Lindholm, Kathryn J.; Padilla, Amado M.
The linguistic interactions in the speech of bilingual children is systematically examined to determine their ability to differentiate between their two language systems. The speech samples of eighteen bilingual (Spanish-English) children aged two to six were examined for instances of deviation from the norms of the language of utterance due to familiarity with more than one language. Language mixing within a sentence boundary ("Yo tengo un car,""I have a car") and phrasal interaction ("I ask him que yo voy a casa," I asked him if I should go home) are considered. Language switching at the sentence boundary (e.g., Experimenter: "What are you doing?" Child: Estoy jugando con mis juguetes") is also discussed. Tabulated statistics reveal the breakdown of the linguistic interactions. Only 1.7% of the children's speech contains language mixing, usually the insertion of an English noun into a Spanish environment. That the children are conscious of the mixing is evident from its consistency. Language switching accounted for only 1% of the children's speech.

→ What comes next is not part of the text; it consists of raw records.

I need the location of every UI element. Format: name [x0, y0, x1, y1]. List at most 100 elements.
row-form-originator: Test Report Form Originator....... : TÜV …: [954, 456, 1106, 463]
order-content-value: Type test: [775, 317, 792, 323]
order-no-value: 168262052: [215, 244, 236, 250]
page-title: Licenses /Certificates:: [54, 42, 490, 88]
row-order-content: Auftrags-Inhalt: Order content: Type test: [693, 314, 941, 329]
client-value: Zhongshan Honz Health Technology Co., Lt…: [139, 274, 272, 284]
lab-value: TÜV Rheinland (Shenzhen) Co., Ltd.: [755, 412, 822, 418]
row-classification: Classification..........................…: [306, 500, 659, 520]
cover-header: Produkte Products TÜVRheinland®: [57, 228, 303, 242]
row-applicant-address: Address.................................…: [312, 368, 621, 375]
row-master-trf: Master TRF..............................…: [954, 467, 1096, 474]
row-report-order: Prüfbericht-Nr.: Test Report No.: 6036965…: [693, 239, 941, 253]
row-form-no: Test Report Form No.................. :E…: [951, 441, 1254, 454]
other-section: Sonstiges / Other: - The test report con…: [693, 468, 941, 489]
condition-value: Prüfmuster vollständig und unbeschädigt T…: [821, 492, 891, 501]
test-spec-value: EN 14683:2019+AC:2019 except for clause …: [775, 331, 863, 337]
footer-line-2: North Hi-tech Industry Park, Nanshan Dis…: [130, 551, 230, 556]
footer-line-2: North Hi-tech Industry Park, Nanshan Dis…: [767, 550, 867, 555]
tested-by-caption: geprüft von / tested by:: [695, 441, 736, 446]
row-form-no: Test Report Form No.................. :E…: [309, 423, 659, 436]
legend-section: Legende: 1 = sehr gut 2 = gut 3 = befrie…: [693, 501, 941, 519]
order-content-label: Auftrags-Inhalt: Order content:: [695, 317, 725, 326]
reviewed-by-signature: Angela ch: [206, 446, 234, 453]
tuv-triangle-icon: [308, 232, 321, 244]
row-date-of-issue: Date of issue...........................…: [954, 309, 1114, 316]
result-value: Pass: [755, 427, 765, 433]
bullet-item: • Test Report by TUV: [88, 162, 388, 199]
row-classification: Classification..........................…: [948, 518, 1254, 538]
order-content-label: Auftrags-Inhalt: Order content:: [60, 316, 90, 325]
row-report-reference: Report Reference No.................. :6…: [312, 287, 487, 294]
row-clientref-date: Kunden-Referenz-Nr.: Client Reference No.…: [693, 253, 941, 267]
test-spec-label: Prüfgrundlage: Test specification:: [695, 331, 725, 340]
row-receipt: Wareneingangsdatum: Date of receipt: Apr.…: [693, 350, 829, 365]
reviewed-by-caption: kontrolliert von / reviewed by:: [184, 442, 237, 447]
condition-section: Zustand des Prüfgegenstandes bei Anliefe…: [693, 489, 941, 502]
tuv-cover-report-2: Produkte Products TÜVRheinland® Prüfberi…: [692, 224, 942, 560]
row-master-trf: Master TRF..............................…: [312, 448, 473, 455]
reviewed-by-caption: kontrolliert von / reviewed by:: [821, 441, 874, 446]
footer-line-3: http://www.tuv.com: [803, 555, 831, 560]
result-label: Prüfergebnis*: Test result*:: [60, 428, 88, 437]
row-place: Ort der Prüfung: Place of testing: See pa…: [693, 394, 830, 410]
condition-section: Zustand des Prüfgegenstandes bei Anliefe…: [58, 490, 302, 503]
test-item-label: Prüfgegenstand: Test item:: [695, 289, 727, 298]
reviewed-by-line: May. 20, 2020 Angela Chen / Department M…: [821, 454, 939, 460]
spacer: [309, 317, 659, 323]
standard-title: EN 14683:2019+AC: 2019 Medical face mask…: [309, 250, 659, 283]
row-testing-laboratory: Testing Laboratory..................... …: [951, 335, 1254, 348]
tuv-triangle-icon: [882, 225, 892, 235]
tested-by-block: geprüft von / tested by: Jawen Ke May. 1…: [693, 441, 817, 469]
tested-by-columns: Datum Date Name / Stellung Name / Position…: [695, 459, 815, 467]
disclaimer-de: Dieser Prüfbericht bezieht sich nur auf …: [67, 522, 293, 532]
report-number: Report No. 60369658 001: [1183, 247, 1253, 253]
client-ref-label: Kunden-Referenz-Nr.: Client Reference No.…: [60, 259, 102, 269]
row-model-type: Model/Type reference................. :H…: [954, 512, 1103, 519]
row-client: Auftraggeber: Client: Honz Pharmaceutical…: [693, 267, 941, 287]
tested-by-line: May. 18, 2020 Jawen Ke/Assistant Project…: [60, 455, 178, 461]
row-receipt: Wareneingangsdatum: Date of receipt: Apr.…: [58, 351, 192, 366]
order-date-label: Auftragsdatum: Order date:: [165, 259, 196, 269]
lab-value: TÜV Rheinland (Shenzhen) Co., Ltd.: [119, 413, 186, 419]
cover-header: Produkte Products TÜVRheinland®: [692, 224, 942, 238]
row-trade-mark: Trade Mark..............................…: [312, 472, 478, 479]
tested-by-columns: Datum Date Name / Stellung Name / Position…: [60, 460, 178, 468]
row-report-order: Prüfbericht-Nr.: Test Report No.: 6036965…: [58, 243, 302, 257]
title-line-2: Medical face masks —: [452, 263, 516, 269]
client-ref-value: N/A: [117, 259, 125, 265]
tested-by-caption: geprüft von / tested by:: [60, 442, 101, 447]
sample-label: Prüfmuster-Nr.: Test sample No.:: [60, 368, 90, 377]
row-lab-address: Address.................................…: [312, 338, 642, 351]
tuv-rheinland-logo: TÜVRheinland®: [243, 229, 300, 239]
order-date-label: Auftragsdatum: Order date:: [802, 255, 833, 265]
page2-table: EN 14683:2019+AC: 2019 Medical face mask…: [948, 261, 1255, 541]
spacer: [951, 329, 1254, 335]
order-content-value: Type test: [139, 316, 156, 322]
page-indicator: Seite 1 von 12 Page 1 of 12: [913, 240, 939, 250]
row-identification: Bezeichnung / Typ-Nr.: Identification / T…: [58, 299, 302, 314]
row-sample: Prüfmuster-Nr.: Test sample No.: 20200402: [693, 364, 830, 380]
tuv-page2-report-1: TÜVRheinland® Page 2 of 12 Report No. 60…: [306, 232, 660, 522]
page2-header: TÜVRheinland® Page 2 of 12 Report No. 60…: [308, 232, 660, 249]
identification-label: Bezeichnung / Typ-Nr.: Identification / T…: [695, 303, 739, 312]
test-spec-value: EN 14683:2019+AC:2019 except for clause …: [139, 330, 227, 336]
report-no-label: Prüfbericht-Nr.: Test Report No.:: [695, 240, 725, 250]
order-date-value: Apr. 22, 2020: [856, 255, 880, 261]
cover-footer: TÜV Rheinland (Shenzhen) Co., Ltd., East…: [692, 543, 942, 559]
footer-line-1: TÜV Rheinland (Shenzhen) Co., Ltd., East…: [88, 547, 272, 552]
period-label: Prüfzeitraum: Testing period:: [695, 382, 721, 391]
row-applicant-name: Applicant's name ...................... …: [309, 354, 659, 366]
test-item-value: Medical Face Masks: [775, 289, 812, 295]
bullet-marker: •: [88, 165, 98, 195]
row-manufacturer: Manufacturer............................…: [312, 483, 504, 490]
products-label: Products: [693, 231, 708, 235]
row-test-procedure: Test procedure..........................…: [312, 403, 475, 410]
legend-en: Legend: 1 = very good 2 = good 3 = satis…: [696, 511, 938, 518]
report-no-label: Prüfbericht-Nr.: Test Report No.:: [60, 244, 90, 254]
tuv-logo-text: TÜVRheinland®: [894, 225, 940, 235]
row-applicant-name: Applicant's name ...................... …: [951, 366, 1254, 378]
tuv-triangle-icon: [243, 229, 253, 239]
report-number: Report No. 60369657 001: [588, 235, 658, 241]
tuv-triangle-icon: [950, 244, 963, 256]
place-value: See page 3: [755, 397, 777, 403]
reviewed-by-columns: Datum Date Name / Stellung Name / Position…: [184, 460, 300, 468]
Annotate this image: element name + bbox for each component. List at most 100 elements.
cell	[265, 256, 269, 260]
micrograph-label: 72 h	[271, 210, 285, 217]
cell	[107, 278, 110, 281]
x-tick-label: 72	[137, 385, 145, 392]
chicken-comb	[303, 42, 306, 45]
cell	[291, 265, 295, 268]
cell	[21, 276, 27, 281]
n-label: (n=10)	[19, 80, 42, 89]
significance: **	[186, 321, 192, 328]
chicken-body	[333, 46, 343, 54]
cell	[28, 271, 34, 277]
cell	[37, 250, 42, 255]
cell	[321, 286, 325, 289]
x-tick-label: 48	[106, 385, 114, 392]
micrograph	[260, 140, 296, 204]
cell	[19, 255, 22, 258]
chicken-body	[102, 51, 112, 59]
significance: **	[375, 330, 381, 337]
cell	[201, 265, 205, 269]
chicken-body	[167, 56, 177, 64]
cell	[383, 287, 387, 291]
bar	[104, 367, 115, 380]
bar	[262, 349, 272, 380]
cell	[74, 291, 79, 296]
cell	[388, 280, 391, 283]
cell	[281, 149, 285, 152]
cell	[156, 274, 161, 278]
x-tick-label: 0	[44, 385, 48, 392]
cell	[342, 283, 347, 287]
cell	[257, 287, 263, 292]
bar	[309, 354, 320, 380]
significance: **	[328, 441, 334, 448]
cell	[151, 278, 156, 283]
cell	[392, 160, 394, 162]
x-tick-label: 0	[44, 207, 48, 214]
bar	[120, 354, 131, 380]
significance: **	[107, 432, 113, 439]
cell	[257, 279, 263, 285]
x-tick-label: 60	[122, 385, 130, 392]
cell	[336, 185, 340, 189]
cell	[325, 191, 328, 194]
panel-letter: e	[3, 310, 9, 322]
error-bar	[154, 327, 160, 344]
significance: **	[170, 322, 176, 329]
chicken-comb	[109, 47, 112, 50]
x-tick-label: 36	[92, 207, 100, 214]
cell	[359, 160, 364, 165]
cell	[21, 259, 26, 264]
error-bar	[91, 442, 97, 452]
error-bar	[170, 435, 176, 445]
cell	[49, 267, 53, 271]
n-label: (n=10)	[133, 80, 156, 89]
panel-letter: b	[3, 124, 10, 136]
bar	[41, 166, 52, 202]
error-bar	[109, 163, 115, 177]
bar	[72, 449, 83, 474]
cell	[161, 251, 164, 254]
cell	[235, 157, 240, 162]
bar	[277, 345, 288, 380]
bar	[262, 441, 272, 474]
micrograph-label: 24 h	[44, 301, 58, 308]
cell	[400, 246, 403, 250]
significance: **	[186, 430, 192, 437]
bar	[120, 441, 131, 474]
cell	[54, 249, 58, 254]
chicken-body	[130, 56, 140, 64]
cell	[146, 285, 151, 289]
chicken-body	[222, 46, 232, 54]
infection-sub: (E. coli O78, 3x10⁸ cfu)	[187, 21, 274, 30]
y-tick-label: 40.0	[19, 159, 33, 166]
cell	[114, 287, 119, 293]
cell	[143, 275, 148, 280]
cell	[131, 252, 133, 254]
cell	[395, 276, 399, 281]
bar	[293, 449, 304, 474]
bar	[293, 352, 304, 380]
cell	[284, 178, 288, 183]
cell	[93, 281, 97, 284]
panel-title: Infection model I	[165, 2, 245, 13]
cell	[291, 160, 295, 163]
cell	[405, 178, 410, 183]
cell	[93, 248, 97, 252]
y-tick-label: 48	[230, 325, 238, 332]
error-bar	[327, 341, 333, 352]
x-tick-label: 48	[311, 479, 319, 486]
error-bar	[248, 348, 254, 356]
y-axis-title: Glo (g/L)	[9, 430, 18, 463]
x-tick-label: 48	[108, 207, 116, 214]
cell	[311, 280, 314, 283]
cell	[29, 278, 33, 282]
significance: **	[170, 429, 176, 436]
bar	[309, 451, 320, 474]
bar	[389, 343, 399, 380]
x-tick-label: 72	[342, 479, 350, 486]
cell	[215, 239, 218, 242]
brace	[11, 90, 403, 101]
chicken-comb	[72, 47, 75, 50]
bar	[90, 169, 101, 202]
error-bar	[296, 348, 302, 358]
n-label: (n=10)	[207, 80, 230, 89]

Children appear to mix and switch for three reasons: (1) to test or mock the experimenter, (2) because the child momentarily forgets the correct word, or (3) the mixed word was more salient in the child's environment. (PMJ)
Publication Type: Reports - Research; Speeches/Meeting Papers
Education Level: N/A
Audience: N/A
Language: English
Sponsor: N/A
Authoring Institution: N/A
Grant or Contract Numbers: N/A
Author Affiliations: N/A
Note: One of several papers presented at the Los Angeles Second Language Forum.